Because storytelling and love songs are components of an oral tradition, the content inevitably changes over time. What do you think is the effect of those changes?
The stories are more condensed, usually, and more concise; extraneous material seems to be left out. But the essence of the stories remains, and can even be more clear. But with the folk process, it’s hard to say how that affects everything. I can’t tell you how the songs sounded two or three centuries ago. We only know how they were a hundred or so years ago, when they were collected by Dr. [Francis James] Child, or Cecil Sharp, collectors who actually put the songs down [on paper].
Practitioners of old-time music and story-songs often talk about the importance of saving the traditions, as if they’re some how in peril. Are these traditions truly threatened?

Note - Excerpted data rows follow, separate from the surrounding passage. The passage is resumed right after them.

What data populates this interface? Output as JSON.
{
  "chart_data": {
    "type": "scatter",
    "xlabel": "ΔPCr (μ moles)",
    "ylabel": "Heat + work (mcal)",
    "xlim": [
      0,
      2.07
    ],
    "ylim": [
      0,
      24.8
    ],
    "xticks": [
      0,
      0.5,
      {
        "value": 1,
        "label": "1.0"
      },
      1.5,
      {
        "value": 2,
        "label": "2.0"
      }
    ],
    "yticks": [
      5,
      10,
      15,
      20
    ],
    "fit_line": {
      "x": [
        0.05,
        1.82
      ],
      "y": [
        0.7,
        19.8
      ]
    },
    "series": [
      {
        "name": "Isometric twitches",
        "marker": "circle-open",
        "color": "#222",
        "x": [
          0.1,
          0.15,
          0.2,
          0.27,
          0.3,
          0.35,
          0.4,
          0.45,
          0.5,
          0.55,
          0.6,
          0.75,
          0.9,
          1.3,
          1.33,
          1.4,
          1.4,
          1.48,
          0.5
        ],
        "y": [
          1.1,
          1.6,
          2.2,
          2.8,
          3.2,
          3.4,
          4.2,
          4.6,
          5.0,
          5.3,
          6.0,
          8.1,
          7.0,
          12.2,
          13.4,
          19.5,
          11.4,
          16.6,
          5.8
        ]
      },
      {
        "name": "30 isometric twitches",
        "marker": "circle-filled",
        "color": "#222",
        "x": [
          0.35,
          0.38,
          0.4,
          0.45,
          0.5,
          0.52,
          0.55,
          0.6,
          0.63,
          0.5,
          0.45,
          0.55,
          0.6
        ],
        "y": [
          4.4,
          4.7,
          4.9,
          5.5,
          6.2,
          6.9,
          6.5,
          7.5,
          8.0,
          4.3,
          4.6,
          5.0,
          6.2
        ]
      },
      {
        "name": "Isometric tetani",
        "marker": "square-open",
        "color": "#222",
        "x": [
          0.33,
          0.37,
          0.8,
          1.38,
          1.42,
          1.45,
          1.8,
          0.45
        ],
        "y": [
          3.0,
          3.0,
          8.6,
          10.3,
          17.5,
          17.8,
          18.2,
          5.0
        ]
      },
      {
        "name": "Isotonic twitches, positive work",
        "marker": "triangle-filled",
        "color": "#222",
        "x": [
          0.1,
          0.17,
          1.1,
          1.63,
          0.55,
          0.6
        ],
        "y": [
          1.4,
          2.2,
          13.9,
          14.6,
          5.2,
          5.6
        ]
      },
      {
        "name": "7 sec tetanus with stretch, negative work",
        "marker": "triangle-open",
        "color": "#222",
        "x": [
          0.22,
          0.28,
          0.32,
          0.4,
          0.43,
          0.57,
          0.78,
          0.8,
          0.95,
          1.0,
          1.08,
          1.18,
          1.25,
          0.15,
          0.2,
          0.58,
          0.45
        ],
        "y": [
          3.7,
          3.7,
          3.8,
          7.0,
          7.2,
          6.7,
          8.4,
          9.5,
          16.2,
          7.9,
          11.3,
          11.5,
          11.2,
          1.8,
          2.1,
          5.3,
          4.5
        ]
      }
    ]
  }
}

In their antique way, yes. I learned songs in the ’60s. I don’t have much way to sing the songs the way the people who taught me learned them; I just hope that the replication is accurate. These stories have been told over and over, and certainly will have changed over time. Who am I to say which is the more valid form of the song? Whether it’s delivered on the written page or sung by a singer accompanying himself, or even a cappella, the important part is that the story be told.
In terms of presenting the older songs, do you think it’s important to keep them musically true to the way they were done generations ago, or is it permissible to tweak them to make them more accessible to contemporary audiences?

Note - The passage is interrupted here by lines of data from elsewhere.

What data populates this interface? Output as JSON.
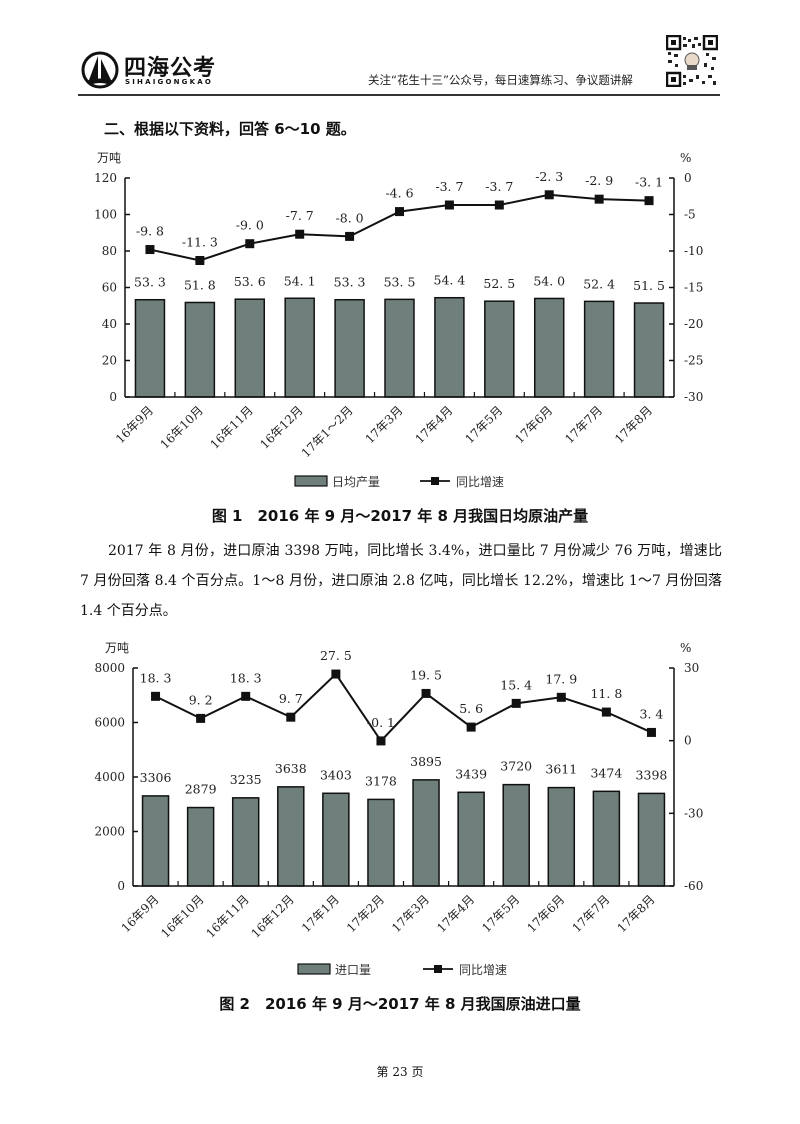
{
  "header": {
    "logo_cn": "四海公考",
    "logo_en": "SIHAIGONGKAO",
    "slogan": "关注“花生十三”公众号，每日速算练习、争议题讲解",
    "qr_icon": "qr-code"
  },
  "section_title": "二、根据以下资料，回答 6～10 题。",
  "figure1": {
    "caption": "图 1　2016 年 9 月～2017 年 8 月我国日均原油产量",
    "left_unit": "万吨",
    "right_unit": "%",
    "legend": {
      "bar": "日均产量",
      "line": "同比增速"
    }
  },
  "paragraph": "2017 年 8 月份，进口原油 3398 万吨，同比增长 3.4%，进口量比 7 月份减少 76 万吨，增速比 7 月份回落 8.4 个百分点。1～8 月份，进口原油 2.8 亿吨，同比增长 12.2%，增速比 1～7 月份回落 1.4 个百分点。",
  "figure2": {
    "caption": "图 2　2016 年 9 月～2017 年 8 月我国原油进口量",
    "left_unit": "万吨",
    "right_unit": "%",
    "legend": {
      "bar": "进口量",
      "line": "同比增速"
    }
  },
  "page_number": "第 23 页",
  "colors": {
    "bar": "#6f7f7c",
    "bar_edge": "#111111",
    "line": "#111111",
    "axis": "#111111"
  },
  "chart_data": [
    {
      "type": "bar+line",
      "title": "图 1　2016 年 9 月～2017 年 8 月我国日均原油产量",
      "categories": [
        "16年9月",
        "16年10月",
        "16年11月",
        "16年12月",
        "17年1～2月",
        "17年3月",
        "17年4月",
        "17年5月",
        "17年6月",
        "17年7月",
        "17年8月"
      ],
      "series": [
        {
          "name": "日均产量",
          "type": "bar",
          "axis": "left",
          "values": [
            53.3,
            51.8,
            53.6,
            54.1,
            53.3,
            53.5,
            54.4,
            52.5,
            54.0,
            52.4,
            51.5
          ]
        },
        {
          "name": "同比增速",
          "type": "line",
          "axis": "right",
          "values": [
            -9.8,
            -11.3,
            -9.0,
            -7.7,
            -8.0,
            -4.6,
            -3.7,
            -3.7,
            -2.3,
            -2.9,
            -3.1
          ]
        }
      ],
      "ylabel_left": "万吨",
      "ylabel_right": "%",
      "ylim_left": [
        0,
        120
      ],
      "yticks_left": [
        0,
        20,
        40,
        60,
        80,
        100,
        120
      ],
      "ylim_right": [
        -30,
        0
      ],
      "yticks_right": [
        -30,
        -25,
        -20,
        -15,
        -10,
        -5,
        0
      ],
      "legend_position": "bottom",
      "grid": false
    },
    {
      "type": "bar+line",
      "title": "图 2　2016 年 9 月～2017 年 8 月我国原油进口量",
      "categories": [
        "16年9月",
        "16年10月",
        "16年11月",
        "16年12月",
        "17年1月",
        "17年2月",
        "17年3月",
        "17年4月",
        "17年5月",
        "17年6月",
        "17年7月",
        "17年8月"
      ],
      "series": [
        {
          "name": "进口量",
          "type": "bar",
          "axis": "left",
          "values": [
            3306,
            2879,
            3235,
            3638,
            3403,
            3178,
            3895,
            3439,
            3720,
            3611,
            3474,
            3398
          ]
        },
        {
          "name": "同比增速",
          "type": "line",
          "axis": "right",
          "values": [
            18.3,
            9.2,
            18.3,
            9.7,
            27.5,
            -0.1,
            19.5,
            5.6,
            15.4,
            17.9,
            11.8,
            3.4
          ]
        }
      ],
      "ylabel_left": "万吨",
      "ylabel_right": "%",
      "ylim_left": [
        0,
        8000
      ],
      "yticks_left": [
        0,
        2000,
        4000,
        6000,
        8000
      ],
      "ylim_right": [
        -60,
        30
      ],
      "yticks_right": [
        -60,
        -30,
        0,
        30
      ],
      "legend_position": "bottom",
      "grid": false
    }
  ]
}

I don’t think anyone has asked permission. If you perform a song that I’ve written, you’ve sort of decided to make it your song. I find that acceptable, as long as people understand that I wrote the song to begin with. Any way that the stories are presented personally is okay; the story lives on.
What separates folk songs from more formal kinds of music such as classical composition?
The folk songs that we learned in the ’50s and ’60s were the songs of the common man. Even in the 18th and 19th centuries, folk songs were not the songs of nobility; these were the songs of peasant people. And that’s one of the things that was important to collectors like Child and Sharp.
What are some of the observations you made when you were appeared on camera for Weintraub’s film?
The more you talk about a thing, the more vibrant it becomes. David asked me to sit and talk about the ballad tradition, but I couldn’t tell you know what I talked about. I have no recollection of it, other than that he got me started. And a hour and a half later, we were finished.
Sometimes I feel that if you put too much conscious effort into recollection, you leave out the essence of it. I find that in my performances: I have an idea where I’m going, and memory can take me where I need to be.